Navel oranges are the most popular oranges for eating out of hand. This type of orange is sweet and easy to peel. The most recognized navel orange is the Washington naval orange. Each tree bears an average of 100 oranges a season. Naval orange trees are medium-size trees and are not the most vigorous growers of the orange trees. Washington naval orange trees do not need a pollinator and are for the most part seedless. Navel orange trees are hardy in USDA planting zones 9 through 11.
Water the tree every three days for the first two weeks after planting. Then cut the watering back to once a week for the rest of the first growing season, unless there is sufficient rain.
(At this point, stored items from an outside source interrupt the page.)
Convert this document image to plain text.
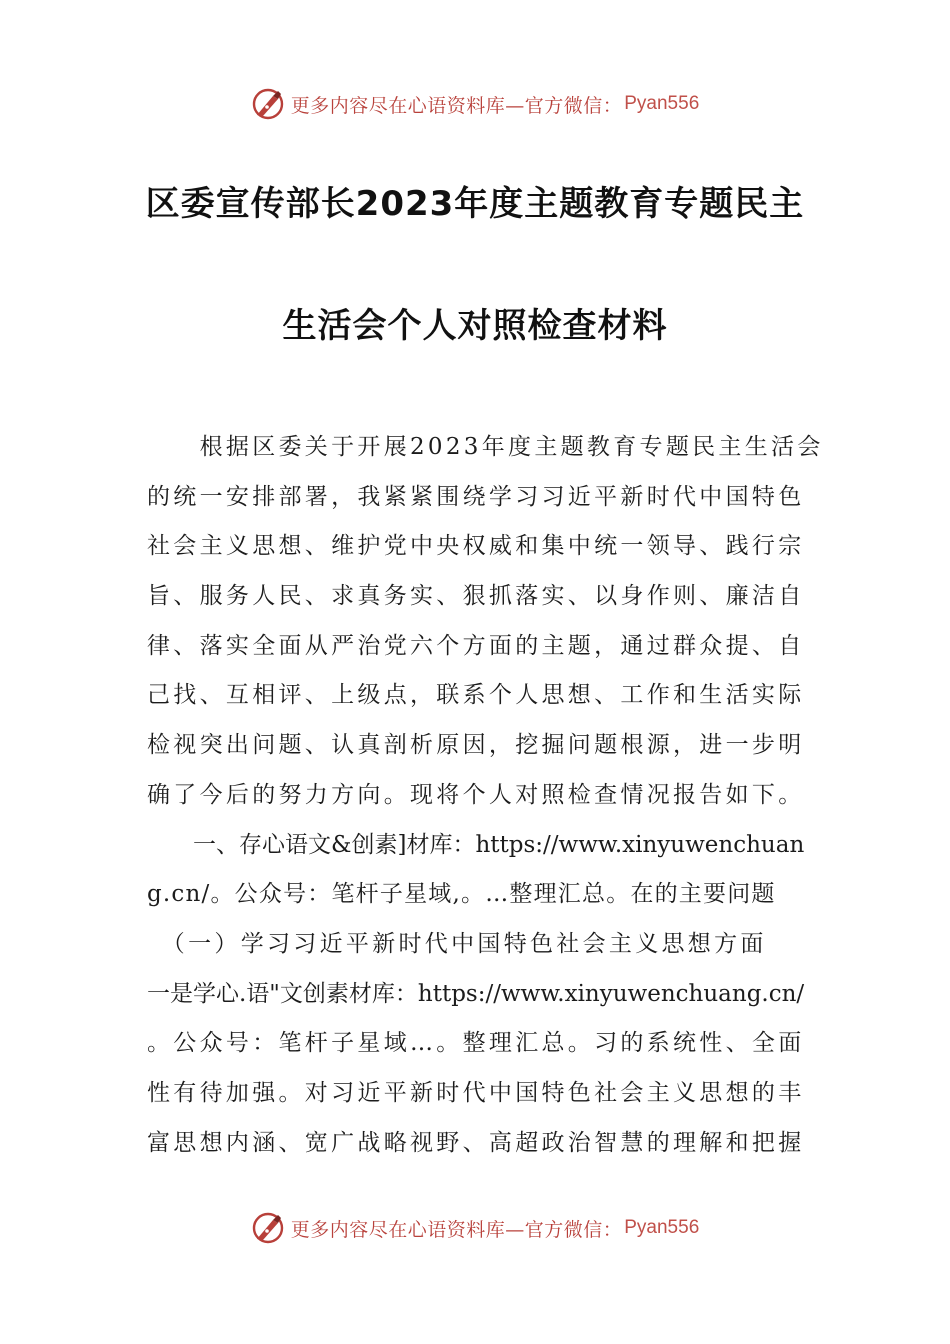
更多内容尽在心语资料库—官方微信： Pyan556
区委宣传部长2023年度主题教育专题民主
生活会个人对照检查材料
　　根据区委关于开展2023年度主题教育专题民主生活会
的统一安排部署，我紧紧围绕学习习近平新时代中国特色
社会主义思想、维护党中央权威和集中统一领导、践行宗
旨、服务人民、求真务实、狠抓落实、以身作则、廉洁自
律、落实全面从严治党六个方面的主题，通过群众提、自
己找、互相评、上级点，联系个人思想、工作和生活实际
检视突出问题、认真剖析原因，挖掘问题根源，进一步明
确了今后的努力方向。现将个人对照检查情况报告如下。
　　一、存心语文&创素]材库：https://www.xinyuwenchuan
g.cn/。公众号：笔杆子星域,。…整理汇总。在的主要问题
　（一）学习习近平新时代中国特色社会主义思想方面
一是学心.语"文创素材库：https://www.xinyuwenchuang.cn/
。公众号：笔杆子星域…。整理汇总。习的系统性、全面
性有待加强。对习近平新时代中国特色社会主义思想的丰
富思想内涵、宽广战略视野、高超政治智慧的理解和把握
更多内容尽在心语资料库—官方微信： Pyan556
From the second growing season on irrigation will be needed during times of heat and drought.
Keep a 2-foot diameter around the trunk of the tree weed-free. Place heavy-duty aluminum foil around the trunk of the young tree and treat the diameter with a contact herbicide. The foil will protect the trunk from any damage from the herbicide and from sun scorch.
Apply a citrus tree fertilizer once you start to see growth in the first season and in the spring each year thereafter. After spreading the fertilizer over the roots system; water to leach it into the soil. Follow manufacturer's directions as to amount to use per size and age of the tree.
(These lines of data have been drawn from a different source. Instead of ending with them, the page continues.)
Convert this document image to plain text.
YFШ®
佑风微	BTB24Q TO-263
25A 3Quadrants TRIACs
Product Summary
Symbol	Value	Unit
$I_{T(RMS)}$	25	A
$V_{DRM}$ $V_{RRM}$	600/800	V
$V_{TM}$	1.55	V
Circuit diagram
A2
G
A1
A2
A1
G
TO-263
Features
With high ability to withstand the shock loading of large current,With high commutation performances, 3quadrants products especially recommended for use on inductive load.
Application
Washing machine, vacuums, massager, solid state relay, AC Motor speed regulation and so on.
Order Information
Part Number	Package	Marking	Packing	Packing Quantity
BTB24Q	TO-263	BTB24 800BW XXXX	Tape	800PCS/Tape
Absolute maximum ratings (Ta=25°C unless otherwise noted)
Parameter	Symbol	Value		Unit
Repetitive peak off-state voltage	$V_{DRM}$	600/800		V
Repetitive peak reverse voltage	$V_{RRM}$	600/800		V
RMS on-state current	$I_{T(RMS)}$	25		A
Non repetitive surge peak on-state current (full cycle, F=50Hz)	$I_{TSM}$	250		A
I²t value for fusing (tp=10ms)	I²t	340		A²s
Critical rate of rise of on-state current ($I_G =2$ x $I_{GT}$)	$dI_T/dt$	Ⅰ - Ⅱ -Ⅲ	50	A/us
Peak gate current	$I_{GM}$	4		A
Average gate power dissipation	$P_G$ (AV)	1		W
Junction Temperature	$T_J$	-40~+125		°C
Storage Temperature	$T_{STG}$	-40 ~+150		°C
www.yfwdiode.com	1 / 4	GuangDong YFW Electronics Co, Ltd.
Spread a 2-inch of layer of compost over the root system in mid-summer. Water thoroughly to leach the compost into the soil and supply needed nutrients.
Prune off any dead or damaged branches whenever needed. Pruning to shape or train navel orange trees is not necessary.
Remove any fruit that sets in the first or second year after planting so all the energy will be directed to the growth of the tree. Using the energy to produce fruit too soon will produce a weak tree and shorten its life.